Better time and resource management - A considerable amount of office stress results from poor time management, with too much time devoted to less important issues and not enough devoted to critical projects with impending deadlines. A better, more productive method, one that also accommodates the increased family responsibilities facing many employees and employers, might be to institute flexible work hours or even telecommuting at your business. This tactic is also an increasingly popular way for employers to minimize the stress from tight cash flow and avoid layoffs. In fact, last summer, a Monster Meter poll found that 55% of U.S. workers experienced flexible hours.

Take that vacation - Work is a critical part of most Americans' daily lives, particularly small business owners, who have often staked their personal energies and their financial futures on the success of their startups. Though working long hours, often seven days a week, and refusing to take any time off is common among entrepreneurs trying to make that first profitable dollar, no business owner can (or should) be all work, all the time.

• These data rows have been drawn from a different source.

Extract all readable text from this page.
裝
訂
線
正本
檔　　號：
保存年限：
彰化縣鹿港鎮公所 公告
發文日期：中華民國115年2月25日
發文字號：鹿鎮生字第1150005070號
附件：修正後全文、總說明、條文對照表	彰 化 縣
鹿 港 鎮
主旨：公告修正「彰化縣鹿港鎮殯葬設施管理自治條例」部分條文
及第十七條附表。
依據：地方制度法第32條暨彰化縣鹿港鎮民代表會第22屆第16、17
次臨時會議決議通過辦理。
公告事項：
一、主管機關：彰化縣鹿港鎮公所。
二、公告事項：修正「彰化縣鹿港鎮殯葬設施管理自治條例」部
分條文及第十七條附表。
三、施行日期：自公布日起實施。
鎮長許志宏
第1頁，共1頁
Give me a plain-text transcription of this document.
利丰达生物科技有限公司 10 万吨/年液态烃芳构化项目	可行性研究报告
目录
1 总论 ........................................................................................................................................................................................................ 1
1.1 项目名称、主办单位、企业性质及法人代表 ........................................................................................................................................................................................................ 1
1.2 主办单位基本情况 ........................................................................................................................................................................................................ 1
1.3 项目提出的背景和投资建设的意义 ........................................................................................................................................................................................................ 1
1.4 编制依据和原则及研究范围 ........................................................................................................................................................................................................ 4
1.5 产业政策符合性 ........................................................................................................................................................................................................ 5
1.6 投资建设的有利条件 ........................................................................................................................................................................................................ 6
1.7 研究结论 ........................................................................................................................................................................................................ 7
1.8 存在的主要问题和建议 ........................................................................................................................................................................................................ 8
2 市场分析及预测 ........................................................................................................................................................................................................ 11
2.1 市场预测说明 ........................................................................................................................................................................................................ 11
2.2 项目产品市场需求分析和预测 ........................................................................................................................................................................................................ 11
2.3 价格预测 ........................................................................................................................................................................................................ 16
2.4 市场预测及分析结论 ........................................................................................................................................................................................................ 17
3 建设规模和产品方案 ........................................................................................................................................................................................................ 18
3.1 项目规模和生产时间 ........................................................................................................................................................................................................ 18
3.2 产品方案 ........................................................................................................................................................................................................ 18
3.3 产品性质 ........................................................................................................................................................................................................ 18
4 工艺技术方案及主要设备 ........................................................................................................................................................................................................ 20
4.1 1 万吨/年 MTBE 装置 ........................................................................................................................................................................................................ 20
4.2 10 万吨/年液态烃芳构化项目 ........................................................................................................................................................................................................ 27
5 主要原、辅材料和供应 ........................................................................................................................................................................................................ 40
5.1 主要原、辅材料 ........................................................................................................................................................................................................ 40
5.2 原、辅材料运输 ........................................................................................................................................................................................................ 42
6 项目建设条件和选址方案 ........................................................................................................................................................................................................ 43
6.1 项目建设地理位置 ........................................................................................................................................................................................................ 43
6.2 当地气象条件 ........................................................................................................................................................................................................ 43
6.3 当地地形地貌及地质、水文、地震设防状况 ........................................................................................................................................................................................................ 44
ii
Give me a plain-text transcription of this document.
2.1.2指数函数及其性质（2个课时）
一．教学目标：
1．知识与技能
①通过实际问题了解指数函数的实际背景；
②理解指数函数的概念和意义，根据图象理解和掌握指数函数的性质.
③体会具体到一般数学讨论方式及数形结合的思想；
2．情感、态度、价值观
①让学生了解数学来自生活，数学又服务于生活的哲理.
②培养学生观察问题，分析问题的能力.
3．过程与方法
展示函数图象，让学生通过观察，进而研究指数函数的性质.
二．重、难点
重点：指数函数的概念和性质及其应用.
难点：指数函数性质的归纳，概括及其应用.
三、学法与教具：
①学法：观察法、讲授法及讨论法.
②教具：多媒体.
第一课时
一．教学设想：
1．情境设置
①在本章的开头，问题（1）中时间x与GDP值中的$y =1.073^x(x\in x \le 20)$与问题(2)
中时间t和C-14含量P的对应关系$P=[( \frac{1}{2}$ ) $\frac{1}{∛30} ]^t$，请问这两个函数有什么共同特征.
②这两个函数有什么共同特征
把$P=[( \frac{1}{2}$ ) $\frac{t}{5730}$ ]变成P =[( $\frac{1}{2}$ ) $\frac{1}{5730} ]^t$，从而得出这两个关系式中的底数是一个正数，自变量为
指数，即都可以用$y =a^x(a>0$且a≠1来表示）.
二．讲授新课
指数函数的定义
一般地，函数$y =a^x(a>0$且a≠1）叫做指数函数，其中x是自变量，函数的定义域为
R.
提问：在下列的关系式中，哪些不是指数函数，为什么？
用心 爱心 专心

Nor should they expect their employees to be, either. In fact, some health surveys, like the Framingham Heart Study, have found a high correlation between people who rarely take vacation and their likelihood of suffering a heart attack. As a result, some businesses have begun offering three weeks or more of annual vacation time as a way to keep health costs low, improve morale, and prevent burnout from affecting productivity. Brian Scudamore, the CEO and founder of 1-800-GOT JUNK, who started his business at age 18 with just one truck, now gives staffers at the company's corporate offices five weeks of vacation a year after only two years on the job. There is one catch, though-they have to take time off for two consecutive weeks. "Extra vacation time helps prevent burnout," he explained in an interview on ABC's Good Morning America, adding, "which can lead to losing employees-a very high price to pay."